Thank GOD! I had no idea. It took about ten days to start to feel the results, and I am only on week three… but it is incredible! The brain fog is all but gone. My energy levels are back to the way they were years ago! I have lost 15 lbs in less than three weeks! (That also has to do with a daily work out regiment and lack of appetite due to outside events) the anxiety and depression are still lingering here and there but totally controllable and not completely taking over my entire day. And my sex drive… well I am starting to feel my body again! I walk up straight with my shoulders back. The numb feeling that was through my body has all but disappeared. My sex drive is back, I feel sexy and wanting again. I am also doing a daily yoga regiment, movement has always helped me be in my body.
All this after only 3 weeks?! I am so grateful to have followed the advice of another 42 year old female friend and get medical help and treatment. Although I still very much need and am using talk therapy and somatic therapy for my very real ptsd.
Why are women my age not talking about this!? I had no idea I could be peri menopausal at 40. The combination of adrenal fatigue and multiple recent high doses of cortisol did not help. I am not miraculously healed, there is still a lot of work to do, but at least I have a strong head start. Which should only get stronger in the upcoming weeks and months as my body settles back in to its normal hormonal levels.
For the past week I have been reaching out to ALL of my girlfriends ages 35-55 about this and many have been feeling the same way (a few men too). Many thought nothing of it as it sneaks up and feels like something you can work through in just your mind. Hormonal imbalances are a real thing in BOTH sexes as you approach your mid life (40s-50s), and can be medically diagnosed with a simple blood panel. And treated.

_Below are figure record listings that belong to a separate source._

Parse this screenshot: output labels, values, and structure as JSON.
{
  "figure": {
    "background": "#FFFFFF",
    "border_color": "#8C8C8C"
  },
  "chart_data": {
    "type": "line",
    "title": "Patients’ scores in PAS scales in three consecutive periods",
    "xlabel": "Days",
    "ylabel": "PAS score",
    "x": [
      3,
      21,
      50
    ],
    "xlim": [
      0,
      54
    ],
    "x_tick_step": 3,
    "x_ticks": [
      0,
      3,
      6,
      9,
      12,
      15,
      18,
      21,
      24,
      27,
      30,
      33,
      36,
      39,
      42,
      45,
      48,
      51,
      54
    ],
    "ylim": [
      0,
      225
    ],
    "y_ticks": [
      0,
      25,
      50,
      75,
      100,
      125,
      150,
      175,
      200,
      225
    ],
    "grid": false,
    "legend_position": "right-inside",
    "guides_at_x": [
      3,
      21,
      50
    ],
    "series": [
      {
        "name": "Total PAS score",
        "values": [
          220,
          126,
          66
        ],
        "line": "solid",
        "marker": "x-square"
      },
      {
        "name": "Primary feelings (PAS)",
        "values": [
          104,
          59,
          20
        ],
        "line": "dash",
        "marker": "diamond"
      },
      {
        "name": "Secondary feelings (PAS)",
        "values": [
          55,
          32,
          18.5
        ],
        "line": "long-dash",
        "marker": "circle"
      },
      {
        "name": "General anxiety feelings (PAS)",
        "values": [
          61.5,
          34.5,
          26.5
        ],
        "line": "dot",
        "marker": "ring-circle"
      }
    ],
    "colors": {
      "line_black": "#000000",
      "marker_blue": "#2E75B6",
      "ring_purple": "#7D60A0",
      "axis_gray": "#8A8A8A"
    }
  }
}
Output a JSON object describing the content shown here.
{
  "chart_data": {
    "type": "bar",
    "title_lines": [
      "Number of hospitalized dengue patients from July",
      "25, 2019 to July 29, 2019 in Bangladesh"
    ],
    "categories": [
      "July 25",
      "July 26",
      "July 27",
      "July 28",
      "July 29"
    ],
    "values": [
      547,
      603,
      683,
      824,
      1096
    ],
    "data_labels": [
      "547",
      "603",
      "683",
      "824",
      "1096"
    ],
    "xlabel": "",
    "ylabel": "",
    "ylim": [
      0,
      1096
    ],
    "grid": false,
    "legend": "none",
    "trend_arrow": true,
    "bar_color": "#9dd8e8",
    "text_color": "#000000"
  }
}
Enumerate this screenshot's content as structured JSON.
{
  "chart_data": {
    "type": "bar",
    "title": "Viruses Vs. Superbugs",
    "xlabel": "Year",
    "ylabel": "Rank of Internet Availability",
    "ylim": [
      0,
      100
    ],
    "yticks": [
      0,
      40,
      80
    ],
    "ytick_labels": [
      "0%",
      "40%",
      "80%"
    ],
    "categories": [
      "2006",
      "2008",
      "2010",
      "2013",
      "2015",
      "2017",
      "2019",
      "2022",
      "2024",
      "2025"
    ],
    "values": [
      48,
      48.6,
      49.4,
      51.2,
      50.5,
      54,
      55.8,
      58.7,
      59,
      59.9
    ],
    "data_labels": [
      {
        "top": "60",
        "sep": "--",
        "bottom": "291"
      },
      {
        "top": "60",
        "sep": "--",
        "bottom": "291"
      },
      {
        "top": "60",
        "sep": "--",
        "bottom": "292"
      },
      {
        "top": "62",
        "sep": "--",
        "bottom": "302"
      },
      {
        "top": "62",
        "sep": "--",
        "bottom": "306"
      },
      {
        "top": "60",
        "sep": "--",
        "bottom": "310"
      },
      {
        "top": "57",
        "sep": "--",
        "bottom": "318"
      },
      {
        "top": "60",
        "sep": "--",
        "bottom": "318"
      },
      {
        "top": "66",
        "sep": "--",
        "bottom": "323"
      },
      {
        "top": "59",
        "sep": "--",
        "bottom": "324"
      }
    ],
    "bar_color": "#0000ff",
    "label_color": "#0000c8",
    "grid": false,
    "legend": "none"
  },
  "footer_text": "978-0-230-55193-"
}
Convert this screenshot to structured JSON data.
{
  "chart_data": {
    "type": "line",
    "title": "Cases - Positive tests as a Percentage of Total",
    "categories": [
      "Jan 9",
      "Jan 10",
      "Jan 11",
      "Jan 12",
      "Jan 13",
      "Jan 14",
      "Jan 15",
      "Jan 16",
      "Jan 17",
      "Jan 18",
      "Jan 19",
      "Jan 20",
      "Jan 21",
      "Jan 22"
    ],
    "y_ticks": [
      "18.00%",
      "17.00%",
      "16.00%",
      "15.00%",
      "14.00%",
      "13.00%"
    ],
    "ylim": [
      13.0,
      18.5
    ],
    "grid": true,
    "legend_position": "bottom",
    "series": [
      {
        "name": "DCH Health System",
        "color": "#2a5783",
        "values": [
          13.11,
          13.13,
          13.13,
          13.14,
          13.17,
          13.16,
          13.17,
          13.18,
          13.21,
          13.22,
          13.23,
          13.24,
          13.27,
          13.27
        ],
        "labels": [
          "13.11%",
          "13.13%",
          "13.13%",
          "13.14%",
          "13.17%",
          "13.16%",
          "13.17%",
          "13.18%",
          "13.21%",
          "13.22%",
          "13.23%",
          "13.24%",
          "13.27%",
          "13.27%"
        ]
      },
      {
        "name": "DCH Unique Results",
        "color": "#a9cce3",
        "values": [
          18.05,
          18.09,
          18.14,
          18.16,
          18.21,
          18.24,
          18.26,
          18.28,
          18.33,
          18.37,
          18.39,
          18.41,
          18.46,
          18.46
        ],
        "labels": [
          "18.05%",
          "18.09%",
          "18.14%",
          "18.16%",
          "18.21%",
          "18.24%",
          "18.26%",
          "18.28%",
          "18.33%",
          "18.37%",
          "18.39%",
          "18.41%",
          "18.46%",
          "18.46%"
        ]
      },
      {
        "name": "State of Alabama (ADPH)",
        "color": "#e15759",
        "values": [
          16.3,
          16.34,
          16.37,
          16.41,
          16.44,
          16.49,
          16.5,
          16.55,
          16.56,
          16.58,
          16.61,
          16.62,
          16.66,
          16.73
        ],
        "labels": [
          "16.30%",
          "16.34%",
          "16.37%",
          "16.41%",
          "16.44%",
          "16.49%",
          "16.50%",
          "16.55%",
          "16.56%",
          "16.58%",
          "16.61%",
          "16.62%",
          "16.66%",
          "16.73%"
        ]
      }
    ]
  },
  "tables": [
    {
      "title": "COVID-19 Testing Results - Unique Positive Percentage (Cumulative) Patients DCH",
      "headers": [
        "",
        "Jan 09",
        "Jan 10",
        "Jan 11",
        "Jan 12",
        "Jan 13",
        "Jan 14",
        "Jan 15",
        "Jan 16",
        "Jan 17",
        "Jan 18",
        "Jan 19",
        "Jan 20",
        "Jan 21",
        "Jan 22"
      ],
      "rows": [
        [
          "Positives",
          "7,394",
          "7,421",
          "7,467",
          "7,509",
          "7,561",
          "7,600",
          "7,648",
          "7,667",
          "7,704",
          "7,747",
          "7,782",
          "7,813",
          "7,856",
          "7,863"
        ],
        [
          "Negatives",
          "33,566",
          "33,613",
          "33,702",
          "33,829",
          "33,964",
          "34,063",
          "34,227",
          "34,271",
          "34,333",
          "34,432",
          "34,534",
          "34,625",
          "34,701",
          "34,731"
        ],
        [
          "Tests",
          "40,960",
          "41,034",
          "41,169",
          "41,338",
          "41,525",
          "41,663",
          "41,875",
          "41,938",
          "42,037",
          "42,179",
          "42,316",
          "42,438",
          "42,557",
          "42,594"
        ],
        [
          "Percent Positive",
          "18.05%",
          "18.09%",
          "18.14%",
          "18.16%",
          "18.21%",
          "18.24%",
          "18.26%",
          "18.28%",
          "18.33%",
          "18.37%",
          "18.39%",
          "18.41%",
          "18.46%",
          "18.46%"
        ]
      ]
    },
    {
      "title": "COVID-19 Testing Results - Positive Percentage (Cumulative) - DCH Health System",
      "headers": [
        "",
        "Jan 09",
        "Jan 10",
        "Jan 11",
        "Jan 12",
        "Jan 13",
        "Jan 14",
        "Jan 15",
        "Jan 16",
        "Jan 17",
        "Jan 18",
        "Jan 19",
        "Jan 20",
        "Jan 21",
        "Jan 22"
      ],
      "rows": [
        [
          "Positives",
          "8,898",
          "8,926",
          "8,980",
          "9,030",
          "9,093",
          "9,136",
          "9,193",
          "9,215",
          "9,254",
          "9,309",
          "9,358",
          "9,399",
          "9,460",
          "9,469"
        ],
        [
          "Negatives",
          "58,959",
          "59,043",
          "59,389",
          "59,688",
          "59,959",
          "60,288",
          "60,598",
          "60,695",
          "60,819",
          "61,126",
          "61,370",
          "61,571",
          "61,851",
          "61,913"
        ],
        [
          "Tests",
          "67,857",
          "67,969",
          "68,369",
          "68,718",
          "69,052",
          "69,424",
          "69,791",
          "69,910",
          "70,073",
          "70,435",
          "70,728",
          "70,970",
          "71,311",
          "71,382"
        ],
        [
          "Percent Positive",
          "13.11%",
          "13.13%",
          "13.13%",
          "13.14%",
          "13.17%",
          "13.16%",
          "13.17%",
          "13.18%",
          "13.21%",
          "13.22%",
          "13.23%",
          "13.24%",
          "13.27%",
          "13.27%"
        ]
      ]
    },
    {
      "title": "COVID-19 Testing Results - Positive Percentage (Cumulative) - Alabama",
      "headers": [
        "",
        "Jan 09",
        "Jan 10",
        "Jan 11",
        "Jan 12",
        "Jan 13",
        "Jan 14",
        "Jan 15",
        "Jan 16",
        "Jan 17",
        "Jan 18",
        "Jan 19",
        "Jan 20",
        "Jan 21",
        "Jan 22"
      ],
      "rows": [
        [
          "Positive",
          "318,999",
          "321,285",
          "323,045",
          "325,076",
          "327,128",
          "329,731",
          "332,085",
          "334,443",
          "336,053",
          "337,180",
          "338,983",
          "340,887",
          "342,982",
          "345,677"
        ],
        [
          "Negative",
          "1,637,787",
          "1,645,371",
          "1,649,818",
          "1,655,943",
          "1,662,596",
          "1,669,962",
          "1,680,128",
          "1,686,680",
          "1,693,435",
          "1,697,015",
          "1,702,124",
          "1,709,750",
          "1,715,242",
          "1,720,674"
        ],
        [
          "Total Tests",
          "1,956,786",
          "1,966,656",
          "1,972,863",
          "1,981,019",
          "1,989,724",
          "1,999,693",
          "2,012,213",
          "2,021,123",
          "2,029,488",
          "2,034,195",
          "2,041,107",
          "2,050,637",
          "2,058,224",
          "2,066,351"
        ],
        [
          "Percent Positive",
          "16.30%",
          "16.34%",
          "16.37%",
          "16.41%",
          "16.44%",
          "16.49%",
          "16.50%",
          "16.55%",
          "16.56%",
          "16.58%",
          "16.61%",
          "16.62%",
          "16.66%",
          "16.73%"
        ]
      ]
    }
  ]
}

Everyone needs to know this. It’s not you… you are not going crazy. Go consult your doctor, blood panels should be a least once a year thing anyway as we age. I am going to have to quickly get over my fear of needles.
Unfortunately this is not a quick and easy fix I will probably be on some sort of hormone cocktail for the rest of my life. Much like my mother whom has had thyroid cancer. But it is far better than living in the place of despair and confusion.
Looking forward to this journey and getting my life and JOY back.
..inspired by Molly Jiménez to tell my story
Thank you. Your strength through your own impossible journey is truly inspiring. I love you.